Segundo Clark, a substância chegou a Tijuana por meio de consumidores deportados dos Estados Unidos, e o uso de fentanil aumentou na fronteira, embora infelizmente as autoridades não saibam quantas pessoas estão sendo afetadas.
Há uma semana, o México aprovou na Câmara dos Deputados uma iniciativa promovida pelo presidente López Obrador para punir com até 15 anos de prisão quem traficar precursores químicos do fentanil com o objetivo de deter a crise que está causando a fabricação da droga sintética em território nacional.
Até agora, no entanto, a crise de saúde pública tem sido negligenciada. — O Estado chegou atrasado, pelo menos a Tijuana. Se não investirem recursos significativos em prevenção, educação e reabilitação, sobretudo, acredito que o fentanil vai nos dominar em todas as partes do país nos próximos anos — afirma Víctor Clark.

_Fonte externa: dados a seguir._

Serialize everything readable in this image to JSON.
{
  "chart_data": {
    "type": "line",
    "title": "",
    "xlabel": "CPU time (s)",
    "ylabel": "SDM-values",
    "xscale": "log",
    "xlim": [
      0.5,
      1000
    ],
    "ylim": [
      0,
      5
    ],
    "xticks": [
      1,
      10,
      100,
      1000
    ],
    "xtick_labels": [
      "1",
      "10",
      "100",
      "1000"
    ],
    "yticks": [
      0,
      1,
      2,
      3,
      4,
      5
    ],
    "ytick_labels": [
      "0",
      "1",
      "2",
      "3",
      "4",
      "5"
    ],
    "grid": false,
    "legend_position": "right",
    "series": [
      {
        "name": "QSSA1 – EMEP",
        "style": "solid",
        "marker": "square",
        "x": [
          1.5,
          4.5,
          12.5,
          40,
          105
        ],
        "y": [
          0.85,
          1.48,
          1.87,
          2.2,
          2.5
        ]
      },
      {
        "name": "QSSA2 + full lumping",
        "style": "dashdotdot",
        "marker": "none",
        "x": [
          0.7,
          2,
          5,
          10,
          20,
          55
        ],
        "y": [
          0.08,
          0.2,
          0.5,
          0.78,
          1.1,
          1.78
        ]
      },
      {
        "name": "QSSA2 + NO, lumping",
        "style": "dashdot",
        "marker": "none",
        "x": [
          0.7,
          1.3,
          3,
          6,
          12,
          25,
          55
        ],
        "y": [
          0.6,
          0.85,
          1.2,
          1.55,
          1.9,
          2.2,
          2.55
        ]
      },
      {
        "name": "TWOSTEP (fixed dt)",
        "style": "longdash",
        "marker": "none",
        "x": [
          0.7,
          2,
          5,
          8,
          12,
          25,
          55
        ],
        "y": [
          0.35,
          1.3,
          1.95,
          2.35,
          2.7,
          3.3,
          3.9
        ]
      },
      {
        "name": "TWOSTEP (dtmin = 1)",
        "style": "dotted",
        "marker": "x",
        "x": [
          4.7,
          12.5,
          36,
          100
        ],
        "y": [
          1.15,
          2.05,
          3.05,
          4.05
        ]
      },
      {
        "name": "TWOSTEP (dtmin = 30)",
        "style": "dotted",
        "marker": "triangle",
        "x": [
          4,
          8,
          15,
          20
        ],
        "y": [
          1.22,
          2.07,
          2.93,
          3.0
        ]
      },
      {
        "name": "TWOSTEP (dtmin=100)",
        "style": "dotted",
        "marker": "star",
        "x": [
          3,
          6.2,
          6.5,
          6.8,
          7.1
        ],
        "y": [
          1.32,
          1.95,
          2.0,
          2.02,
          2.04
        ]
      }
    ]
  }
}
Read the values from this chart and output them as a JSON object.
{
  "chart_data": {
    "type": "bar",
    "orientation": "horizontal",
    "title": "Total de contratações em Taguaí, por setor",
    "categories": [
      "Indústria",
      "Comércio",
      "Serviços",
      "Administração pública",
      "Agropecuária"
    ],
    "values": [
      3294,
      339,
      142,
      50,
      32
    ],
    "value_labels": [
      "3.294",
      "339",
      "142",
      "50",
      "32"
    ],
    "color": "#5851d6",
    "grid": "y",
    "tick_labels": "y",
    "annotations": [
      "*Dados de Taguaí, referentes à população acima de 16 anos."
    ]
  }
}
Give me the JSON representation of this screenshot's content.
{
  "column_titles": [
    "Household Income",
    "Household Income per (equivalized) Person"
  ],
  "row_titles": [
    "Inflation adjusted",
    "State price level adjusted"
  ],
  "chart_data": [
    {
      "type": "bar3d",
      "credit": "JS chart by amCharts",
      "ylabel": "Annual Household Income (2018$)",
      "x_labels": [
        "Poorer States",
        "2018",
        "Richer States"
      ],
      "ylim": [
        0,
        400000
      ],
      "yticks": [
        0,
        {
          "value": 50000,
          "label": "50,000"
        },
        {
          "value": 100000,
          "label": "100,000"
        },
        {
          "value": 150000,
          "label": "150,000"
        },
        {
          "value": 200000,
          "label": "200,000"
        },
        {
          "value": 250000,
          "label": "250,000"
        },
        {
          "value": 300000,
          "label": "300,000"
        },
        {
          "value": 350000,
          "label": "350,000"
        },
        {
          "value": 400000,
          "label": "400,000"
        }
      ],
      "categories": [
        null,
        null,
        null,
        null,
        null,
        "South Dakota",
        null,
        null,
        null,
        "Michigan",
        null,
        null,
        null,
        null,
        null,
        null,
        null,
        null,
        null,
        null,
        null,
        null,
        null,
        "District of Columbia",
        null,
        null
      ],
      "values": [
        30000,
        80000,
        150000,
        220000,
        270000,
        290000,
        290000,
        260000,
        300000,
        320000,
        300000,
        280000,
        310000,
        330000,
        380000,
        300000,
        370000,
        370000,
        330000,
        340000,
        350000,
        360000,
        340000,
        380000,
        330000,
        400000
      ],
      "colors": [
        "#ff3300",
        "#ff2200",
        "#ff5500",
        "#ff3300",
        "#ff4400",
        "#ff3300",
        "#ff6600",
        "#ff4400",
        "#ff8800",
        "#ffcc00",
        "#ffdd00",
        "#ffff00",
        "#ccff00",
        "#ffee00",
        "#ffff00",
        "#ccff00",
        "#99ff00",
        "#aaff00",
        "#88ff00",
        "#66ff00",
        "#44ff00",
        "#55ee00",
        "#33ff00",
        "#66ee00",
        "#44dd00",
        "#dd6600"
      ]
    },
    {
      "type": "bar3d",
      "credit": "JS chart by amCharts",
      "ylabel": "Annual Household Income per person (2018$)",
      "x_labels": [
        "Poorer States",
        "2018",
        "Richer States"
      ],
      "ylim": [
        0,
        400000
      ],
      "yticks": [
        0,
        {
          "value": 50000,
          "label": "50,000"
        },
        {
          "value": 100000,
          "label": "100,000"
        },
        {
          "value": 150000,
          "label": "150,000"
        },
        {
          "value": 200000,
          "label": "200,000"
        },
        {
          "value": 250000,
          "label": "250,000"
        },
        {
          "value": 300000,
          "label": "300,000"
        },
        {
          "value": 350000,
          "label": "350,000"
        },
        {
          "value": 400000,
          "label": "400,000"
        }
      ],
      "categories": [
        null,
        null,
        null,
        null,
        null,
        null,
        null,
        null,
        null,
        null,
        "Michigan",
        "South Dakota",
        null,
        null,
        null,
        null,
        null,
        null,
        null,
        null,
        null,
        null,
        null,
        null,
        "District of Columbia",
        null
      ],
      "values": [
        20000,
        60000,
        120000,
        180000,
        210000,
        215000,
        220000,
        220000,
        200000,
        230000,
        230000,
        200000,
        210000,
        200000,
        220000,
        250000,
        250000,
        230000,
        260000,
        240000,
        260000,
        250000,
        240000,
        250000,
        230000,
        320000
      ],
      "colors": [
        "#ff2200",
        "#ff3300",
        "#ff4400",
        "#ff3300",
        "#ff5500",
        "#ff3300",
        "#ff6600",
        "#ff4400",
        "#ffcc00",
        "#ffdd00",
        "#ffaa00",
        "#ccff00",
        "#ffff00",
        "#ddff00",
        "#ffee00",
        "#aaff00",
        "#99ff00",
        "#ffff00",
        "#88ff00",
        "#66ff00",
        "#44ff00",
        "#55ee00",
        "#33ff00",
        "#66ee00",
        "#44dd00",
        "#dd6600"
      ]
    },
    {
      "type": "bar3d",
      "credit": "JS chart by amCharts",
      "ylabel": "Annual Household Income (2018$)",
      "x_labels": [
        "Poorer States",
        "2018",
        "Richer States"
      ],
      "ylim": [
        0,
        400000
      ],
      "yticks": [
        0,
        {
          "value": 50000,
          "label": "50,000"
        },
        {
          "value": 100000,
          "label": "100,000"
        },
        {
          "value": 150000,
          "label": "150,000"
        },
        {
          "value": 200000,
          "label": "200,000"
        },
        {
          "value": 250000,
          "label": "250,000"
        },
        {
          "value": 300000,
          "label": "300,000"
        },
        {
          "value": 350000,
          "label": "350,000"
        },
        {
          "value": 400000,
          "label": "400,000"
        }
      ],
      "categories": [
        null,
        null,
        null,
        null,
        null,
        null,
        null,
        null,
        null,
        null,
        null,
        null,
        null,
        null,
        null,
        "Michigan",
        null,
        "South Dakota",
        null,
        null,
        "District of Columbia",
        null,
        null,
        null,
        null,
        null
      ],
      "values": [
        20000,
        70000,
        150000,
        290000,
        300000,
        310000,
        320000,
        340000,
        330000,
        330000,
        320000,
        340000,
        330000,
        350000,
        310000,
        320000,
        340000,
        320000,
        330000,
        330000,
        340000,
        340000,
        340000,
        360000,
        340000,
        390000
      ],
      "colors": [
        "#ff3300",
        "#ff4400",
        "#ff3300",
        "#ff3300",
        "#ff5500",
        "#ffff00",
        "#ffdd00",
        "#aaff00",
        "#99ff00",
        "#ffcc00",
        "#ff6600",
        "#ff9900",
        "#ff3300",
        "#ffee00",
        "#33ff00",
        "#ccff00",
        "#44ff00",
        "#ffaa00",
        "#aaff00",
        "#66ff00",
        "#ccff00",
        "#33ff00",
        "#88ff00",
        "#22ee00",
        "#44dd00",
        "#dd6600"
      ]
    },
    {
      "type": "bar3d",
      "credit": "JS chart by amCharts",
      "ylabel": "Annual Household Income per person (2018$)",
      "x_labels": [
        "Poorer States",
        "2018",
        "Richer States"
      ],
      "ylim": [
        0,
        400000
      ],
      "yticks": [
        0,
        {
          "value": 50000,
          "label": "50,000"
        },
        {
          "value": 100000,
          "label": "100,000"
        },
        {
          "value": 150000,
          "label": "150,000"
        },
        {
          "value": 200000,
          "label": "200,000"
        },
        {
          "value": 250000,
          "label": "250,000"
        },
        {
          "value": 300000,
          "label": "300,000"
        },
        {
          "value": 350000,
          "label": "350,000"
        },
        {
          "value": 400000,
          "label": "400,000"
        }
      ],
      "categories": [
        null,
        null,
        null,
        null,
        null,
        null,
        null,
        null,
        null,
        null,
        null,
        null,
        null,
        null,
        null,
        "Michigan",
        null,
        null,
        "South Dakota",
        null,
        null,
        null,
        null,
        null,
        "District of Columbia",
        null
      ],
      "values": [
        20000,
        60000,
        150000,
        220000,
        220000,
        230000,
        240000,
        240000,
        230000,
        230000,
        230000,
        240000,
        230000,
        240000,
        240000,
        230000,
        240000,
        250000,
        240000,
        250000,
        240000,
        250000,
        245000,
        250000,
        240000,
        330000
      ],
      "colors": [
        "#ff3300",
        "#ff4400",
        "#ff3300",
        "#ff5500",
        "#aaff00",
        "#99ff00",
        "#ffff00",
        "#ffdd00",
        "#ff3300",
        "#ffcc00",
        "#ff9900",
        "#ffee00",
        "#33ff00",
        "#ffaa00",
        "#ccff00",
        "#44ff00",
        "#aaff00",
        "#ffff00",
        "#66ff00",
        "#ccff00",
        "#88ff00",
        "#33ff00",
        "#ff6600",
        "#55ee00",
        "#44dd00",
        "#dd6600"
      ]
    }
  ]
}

A chamada "epidemia dos opioides", que teve início há cerca de 20 anos com a oxicodona (OxyContin), já acumula mais de 500 mil mortes. Segundo os dados mais recentes do CDC, em 2021 foram cerca de 70 mil óbitos causados somente pelo fentanil — que lidera a fatalidade de drogas nos EUA representando mais da metade dos 106 mil registros naquele ano. Para comparação, a cocaína deixou 24 mil mortos, e a heroína, 10 mil.